On ne saurait parler des enjeux locaux de l’installation et de l’attraction, sans aborder la question de la concurrence foncière entre usagers de l’espace. Espace de convergence comme nous l’avons vu plus haut, cette enclave rurale préservée attire aujourd’hui son lot de touristes, de résidents secondaires, de candidats à l’installation et de porteurs de projets. Autant de consommateurs d’espace qui n’ont pas, loin sans faut, les mêmes moyens pour acquérir un morceau de rêve rural, qu’il s’agisse d’un lopin de terre à cultiver, d’une parcelle constructible ou d’une maison de village où passer ses vacances.
L’exploitation des fichiers de la SAFER403 permet de faire apparaître l’importance des achats de terrains bâtis en statut ’non agricole’ dans l’ensemble des notifications faites à cet organisme de 1992 à 1997 concernant le Diois. On peut présumer qu’une bonne partie d’entre eux sont effectués par des résidents secondaires et des retraités (la part de ces derniers dans la population totale du Diois est passée de 23,5 % en 1982 à 27% en 1990). Le développement des résidences secondaires alimente la hausse du prix du foncier et peut conduire à évincer d’autres acheteurs potentiels, les candidats à l’installation souvent moins pourvus financièrement. Ce phénomène devient alors un handicap pour le développement durable du territoire.

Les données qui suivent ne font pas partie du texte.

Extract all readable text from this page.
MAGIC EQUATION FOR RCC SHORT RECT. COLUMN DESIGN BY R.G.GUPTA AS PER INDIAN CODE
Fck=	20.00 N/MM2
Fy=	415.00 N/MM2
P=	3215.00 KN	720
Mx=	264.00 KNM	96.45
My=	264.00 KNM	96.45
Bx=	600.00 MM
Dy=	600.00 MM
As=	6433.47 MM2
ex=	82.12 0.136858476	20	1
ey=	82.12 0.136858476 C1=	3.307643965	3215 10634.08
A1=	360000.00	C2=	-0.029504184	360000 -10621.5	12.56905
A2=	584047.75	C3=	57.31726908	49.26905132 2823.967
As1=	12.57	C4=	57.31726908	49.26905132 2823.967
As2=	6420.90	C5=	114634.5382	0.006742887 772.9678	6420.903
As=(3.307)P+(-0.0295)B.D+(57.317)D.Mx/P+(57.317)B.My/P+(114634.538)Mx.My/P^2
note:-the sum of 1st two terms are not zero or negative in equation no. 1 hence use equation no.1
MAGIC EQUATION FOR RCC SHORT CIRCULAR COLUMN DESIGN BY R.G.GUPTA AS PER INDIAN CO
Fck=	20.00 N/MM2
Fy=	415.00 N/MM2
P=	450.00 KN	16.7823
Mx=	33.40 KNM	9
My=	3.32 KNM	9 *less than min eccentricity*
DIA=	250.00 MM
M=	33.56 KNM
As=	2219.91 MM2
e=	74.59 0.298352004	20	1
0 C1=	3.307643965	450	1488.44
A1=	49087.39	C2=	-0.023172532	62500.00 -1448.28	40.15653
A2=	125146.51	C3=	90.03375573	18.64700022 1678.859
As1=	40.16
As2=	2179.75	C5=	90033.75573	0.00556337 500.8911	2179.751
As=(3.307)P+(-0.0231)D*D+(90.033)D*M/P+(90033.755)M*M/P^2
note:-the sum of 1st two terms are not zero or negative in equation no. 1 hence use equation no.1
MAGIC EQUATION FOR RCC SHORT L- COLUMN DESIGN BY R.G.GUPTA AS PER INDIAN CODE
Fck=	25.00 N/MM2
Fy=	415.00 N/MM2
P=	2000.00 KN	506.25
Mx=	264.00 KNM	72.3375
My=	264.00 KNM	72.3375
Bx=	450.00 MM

L’importance des résidences secondaires avait d’ailleurs été soulignée en 1994 dans le ’Livre blanc sur l’habitat du Diois’404, autre cheval de bataille local. Dès 1991, le Diois fut choisi comme site pilote par la Caisse des Dépôts et Consignations et la Fédération Nationale de l’Habitat Rural, pour mener des études-actions sur l’habitat et le développement local. Le Programme Local de l’Habitat (1991) mené en partenariat entre le SAD et le Comité d’Aide pour le Logement de la Drôme (CALD) s’insérait dans le projet de territoire et devait répondre aux objectifs de développement et de préservation du Diois défini comme ’un territoire à l’environnement et aux paysages d’une qualité exceptionnelle ; un territoire vivant ; un territoire maître de sa destinée’ . Maîtrise qu’il s’agissait donc de renforcer par le levier de l’habitat. Il en découla la ’proposition d’une stratégie pour l’habitat’ à laquelle aboutit ce Livre blanc, avec trois objectifs qui seront poursuivis par la suite :
une action de revitalisation des coeurs de village ;
l’amélioration de la capacité de réponse des communes aux projets d’installation supposant une politique communale de logement locatif et d’acquisition de foncier ;
le maintien de l’habitat permanent sur l’arrière pays.
Au total, trois Opérations Programmées d’Amélioration de l’Habitat (1984, 1991, 1999) ont tenté de répondre à ces objectifs. Mais certaines difficultés demeurent en 2000, signalées dans la Charte du Pays Diois. Le poids des résidences secondaires sur le prix du foncier et la concentration des logements rénovés ou construits dans la vallée accentuent encore le déséquilibre avec le Haut Diois où se poursuit la désertification.
Autrement dit, ceux qui habitent ici n’y travaillent et n’y vivent pas pour une grande partie.
Ce contexte alimente le sentiment, parmi les acteurs locaux, que l’appropriation de la zone risque d’échapper au contrôle de ses habitants permanents.
D’où l’enjeu de mieux définir localement l’image que l’on entend donner de la zone à l’égard de ceux, touristes ou candidats éventuels à l’installation, qui contribuent aussi de l’extérieur à la qualification du Diois.
D’où, également, la bataille autour de l’installation d’actifs qui devient, pour les acteurs institués, un enjeu de revitalisation et un symbole de reprise en main du contrôle territorial et du développement local.
Voir en annexe n° 5 du chapitre 9 : le bilan des notifications de la SAFER
QUILLET P., 1994 – Livre Blanc du Diois – Habitat et développement local. Service d’étude et opération habitat du CALD, Valence, 45 p. + annexes.